I am working with an enormous dataset (hundreds of GBs) that has ~40 million identifiers stored as 32-character strings, and for each identifier hundreds or thousands of rows of numeric data.
Both to save space and to make it more efficient to read the data from disk, it seems preferable to not repeat the identifiers over and over again in the dataset. For example, a data table that looks like
verylongstringidentifier1, 1.2
verylongstringidentifier1, 2.3
verylongstringidentifier1, 3.4
.
.
verylongstringidentifier2, 2.1
verylongstringidentifier2, 1.0
.
.
could be stored more efficiently if the string identifiers weren't repeated. One option is to save separate files for each identifier, and I may go this route, but it's somewhat annoying to have millions of separate small files, and possibly inefficient from a disk I/O standpoint.
I am totally new to hdf5, but what I've read about it suggests it should work well for this situation, since the datasets can be stored with the identifiers as the keys. However, when I save to an hdf5 file the resulting file is roughly 40 times larger than what I would get if I simply wrote to a flat csv file. Am I missing something about how hdf5 files are stored, or am I just doing something wrong? The test code below is what I used to verify (and try to diagnose) the problem.
# trying to figure out why hdf5 file sizes are so huge
import time
import string
import random
import numpy as np
import pandas as pd
from pandas import HDFStore
# generate 1000 random 32-character strings
strings = [''.join(random.choices(string.ascii_lowercase, k=32)) for _ in range(1000)]
# for each of these random strings, create 200 rows of three random floats
# concatenate into one big dataframe
df = pd.DataFrame()
for s in strings:
vars = np.random.rand(200,3)
ss = np.full((200,1),s)
s_data = np.concatenate((ss, vars), axis=1)
df = pd.concat([df, pd.DataFrame(s_data)], axis=0)
df.columns = ['string', 'v1', 'v2', 'v3']
# write to one big csv file
df.to_csv('/tmp/test.csv', index=False)
# write to compressed bzip2 file
df.to_csv('/tmp/test.csv.bz2', index=False, compression='bz2')
# write to separate csv files for each string
unique_strings = df.string.unique()
for s in unique_strings:
s_chunk = df[df.string == s]
fname = '/tmp/test_' + s + '.csv.bz2'
# don't need to store the string, since it can be retrieved as the filename
s_chunk[['v1', 'v2', 'v3']].to_csv(fname, index=False, compression='bz2')
# write to hdf5 file with strings as keys
# what I'm trying to do here is *not* save the strings in the datasets, but instead
# use the strings as the names (keys) for the datasets
# My understanding is this would enable me to retrieve the data for a given string
# with pd.read_hdf(h5data, key=<string for which I want data>)

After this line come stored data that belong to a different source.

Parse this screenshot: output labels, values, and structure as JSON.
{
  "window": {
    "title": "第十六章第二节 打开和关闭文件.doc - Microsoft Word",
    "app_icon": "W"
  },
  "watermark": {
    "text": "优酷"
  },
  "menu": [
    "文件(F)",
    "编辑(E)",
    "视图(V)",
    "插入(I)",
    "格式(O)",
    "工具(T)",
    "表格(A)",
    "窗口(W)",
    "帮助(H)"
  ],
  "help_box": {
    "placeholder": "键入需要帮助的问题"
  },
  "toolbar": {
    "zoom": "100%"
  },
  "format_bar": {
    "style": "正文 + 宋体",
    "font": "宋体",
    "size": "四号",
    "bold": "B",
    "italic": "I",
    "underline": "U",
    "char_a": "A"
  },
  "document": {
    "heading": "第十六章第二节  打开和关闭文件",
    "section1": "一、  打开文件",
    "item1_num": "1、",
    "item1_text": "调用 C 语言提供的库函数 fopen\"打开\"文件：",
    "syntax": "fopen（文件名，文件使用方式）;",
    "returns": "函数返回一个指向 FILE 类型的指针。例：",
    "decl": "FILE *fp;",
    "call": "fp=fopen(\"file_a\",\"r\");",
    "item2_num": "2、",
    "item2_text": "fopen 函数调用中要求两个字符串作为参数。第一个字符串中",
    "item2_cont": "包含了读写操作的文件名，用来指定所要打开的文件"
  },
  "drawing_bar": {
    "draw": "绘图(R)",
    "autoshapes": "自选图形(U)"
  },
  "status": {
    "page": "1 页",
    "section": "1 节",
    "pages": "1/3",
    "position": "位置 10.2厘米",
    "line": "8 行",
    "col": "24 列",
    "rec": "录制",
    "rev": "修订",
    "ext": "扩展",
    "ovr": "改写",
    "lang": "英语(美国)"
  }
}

h5data = HDFStore('/tmp/test.h5')
for s in unique_strings:
s_chunk = df[df.string == s]
# don't need to store the string, because we'll use it as the key
s_chunk[['v1', 'v2', 'v3']].to_hdf(h5data, key=s, format='table', complib='bzip2')
h5data.close()
The resulting file sizes:
18M /tmp/test.csv
4.7M /tmp/test.csv.bz2
80M /tmp/test.h5
This may be happening due to Pandas dumping lots of extraneous information for each group/dataset into the HDF5 file. When I ran your code and examined the file using HDFView, this was readily apparent.
I prefer to use the h5py library for creating and managing HDF5 files, as it allows for greater simplicity and control.

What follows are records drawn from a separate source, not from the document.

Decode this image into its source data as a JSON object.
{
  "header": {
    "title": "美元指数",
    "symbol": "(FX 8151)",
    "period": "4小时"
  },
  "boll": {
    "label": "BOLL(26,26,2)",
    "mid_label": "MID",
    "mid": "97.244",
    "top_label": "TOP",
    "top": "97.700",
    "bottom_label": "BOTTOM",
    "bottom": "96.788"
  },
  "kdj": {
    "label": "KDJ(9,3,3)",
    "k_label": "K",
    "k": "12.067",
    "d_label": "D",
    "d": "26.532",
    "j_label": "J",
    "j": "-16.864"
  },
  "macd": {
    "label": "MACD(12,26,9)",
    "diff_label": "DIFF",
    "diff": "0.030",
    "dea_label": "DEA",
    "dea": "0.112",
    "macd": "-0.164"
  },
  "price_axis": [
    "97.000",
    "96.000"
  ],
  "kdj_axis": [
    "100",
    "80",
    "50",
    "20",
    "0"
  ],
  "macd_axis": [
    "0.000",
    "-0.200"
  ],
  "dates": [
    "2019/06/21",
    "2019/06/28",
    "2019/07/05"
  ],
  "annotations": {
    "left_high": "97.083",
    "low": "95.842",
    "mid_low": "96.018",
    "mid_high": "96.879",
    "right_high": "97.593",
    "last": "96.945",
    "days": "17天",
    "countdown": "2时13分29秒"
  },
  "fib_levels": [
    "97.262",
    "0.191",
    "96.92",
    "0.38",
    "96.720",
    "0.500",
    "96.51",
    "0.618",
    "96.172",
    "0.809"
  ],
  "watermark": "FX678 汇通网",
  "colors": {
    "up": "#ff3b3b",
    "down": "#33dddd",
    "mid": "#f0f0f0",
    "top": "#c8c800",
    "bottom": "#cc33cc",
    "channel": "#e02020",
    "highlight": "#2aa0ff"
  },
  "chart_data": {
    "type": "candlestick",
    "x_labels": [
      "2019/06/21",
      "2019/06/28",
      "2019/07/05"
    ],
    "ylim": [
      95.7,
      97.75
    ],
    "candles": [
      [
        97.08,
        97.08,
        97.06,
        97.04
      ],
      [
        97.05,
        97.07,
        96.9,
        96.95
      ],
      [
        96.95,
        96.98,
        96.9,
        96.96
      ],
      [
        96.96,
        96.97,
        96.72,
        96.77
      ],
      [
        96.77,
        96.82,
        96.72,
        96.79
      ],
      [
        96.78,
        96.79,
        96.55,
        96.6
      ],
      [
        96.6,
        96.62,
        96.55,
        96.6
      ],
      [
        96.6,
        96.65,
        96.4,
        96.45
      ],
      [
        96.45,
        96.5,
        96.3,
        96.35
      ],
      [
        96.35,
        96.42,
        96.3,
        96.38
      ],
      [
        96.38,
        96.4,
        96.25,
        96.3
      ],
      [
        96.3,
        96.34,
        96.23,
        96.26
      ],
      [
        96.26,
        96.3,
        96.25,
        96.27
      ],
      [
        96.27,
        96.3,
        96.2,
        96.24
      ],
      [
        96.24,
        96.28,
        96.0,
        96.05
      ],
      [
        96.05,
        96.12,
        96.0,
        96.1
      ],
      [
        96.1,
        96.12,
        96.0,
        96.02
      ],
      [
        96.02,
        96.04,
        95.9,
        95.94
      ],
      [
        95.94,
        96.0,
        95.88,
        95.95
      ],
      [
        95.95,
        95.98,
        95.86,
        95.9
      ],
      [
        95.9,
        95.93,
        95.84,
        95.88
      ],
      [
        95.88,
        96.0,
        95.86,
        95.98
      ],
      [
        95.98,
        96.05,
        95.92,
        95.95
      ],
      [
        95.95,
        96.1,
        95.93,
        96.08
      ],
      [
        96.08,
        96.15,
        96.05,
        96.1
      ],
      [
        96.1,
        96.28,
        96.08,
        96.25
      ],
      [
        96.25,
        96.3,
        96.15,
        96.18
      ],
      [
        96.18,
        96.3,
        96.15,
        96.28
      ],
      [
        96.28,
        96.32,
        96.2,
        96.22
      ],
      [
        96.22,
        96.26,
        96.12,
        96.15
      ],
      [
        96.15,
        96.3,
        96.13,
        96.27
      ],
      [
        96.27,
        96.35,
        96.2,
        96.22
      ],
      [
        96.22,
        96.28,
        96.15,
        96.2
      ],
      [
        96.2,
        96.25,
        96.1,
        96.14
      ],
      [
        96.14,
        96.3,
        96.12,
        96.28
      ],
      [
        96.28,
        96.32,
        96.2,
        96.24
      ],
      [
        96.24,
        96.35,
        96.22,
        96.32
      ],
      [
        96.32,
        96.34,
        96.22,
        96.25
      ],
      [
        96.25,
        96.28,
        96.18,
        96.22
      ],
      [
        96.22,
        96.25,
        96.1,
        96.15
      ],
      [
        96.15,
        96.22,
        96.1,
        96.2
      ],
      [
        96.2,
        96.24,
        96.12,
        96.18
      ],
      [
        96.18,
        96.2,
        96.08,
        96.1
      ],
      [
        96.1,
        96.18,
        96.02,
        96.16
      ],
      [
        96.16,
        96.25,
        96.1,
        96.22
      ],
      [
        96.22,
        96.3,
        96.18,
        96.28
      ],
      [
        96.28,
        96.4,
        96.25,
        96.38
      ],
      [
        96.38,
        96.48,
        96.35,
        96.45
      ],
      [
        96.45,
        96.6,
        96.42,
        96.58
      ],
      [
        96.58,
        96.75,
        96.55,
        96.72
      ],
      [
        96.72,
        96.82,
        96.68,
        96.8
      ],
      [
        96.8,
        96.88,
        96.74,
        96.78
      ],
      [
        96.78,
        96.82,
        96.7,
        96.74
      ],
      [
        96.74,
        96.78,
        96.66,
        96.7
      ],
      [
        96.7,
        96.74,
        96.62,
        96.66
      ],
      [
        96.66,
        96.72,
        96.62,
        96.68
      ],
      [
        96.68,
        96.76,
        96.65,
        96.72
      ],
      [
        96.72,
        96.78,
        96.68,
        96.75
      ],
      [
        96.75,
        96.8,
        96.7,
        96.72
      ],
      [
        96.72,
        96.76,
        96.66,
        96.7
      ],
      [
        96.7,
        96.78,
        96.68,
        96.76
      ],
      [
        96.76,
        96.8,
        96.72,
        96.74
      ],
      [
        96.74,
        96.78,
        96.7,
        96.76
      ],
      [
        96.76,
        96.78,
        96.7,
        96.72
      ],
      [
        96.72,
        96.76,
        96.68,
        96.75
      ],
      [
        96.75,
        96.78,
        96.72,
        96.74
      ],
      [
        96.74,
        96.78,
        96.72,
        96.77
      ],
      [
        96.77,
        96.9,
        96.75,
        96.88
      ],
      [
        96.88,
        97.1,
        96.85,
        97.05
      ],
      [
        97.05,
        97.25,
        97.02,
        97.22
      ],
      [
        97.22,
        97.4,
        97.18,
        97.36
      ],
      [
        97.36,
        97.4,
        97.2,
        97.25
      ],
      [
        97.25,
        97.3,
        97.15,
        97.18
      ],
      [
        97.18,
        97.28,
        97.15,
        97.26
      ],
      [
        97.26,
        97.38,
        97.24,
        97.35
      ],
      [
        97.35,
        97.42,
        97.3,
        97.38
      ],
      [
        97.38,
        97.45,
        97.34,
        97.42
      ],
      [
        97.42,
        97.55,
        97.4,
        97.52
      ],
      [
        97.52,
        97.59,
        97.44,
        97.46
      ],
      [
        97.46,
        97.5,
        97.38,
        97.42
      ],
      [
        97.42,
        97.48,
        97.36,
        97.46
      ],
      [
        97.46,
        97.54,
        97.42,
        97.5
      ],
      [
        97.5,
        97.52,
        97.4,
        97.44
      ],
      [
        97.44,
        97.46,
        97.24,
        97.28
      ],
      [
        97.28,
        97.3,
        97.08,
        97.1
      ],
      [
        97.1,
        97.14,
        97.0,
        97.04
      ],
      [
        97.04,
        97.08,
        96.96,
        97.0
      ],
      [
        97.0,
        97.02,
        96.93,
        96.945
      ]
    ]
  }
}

I tried using h5py to structure the file where each Group was named as a unique string, and within each Group was a Dataset for each of the columns of the DataFrame. I used the following in your script to write to HDF5:
with h5py.File("/tmp/test.h5", "w") as h5data:
for s in unique_strings:
s_chunk = df[df.string == s]
# create group with name = string
g = h5data.create_group(s)
# create datasets within group for each data column
dset_v1 = g.create_dataset("v1", data=s_chunk["v1"].values.astype(np.float32), compression="gzip")
dset_v2 = g.create_dataset("v2", data=s_chunk["v2"].values.astype(np.float32), compression="gzip")
dset_v3 = g.create_dataset("v3", data=s_chunk["v3"].values.astype(np.float32), compression="gzip")
The results (note that I used gzip
instead of bz2
):
18M /tmp/test.csv
5.2M /tmp/test.csv.bz2
11M /tmp/test.h5
A further optimization would be to only have one dataset within each group, where that dataset is a 2D array. In that case, the three create_dataset
calls would be replaced by one:
dset = g.create_dataset("data", data=s_chunk[["v1", "v2", "v3"]].values.astype(np.float32), compression="gzip")
The results of that:
18M /tmp/test.csv
5.0M /tmp/test.csv.bz2
6.0M /tmp/test.h5
Using bz2
as the compression would shrink this even further.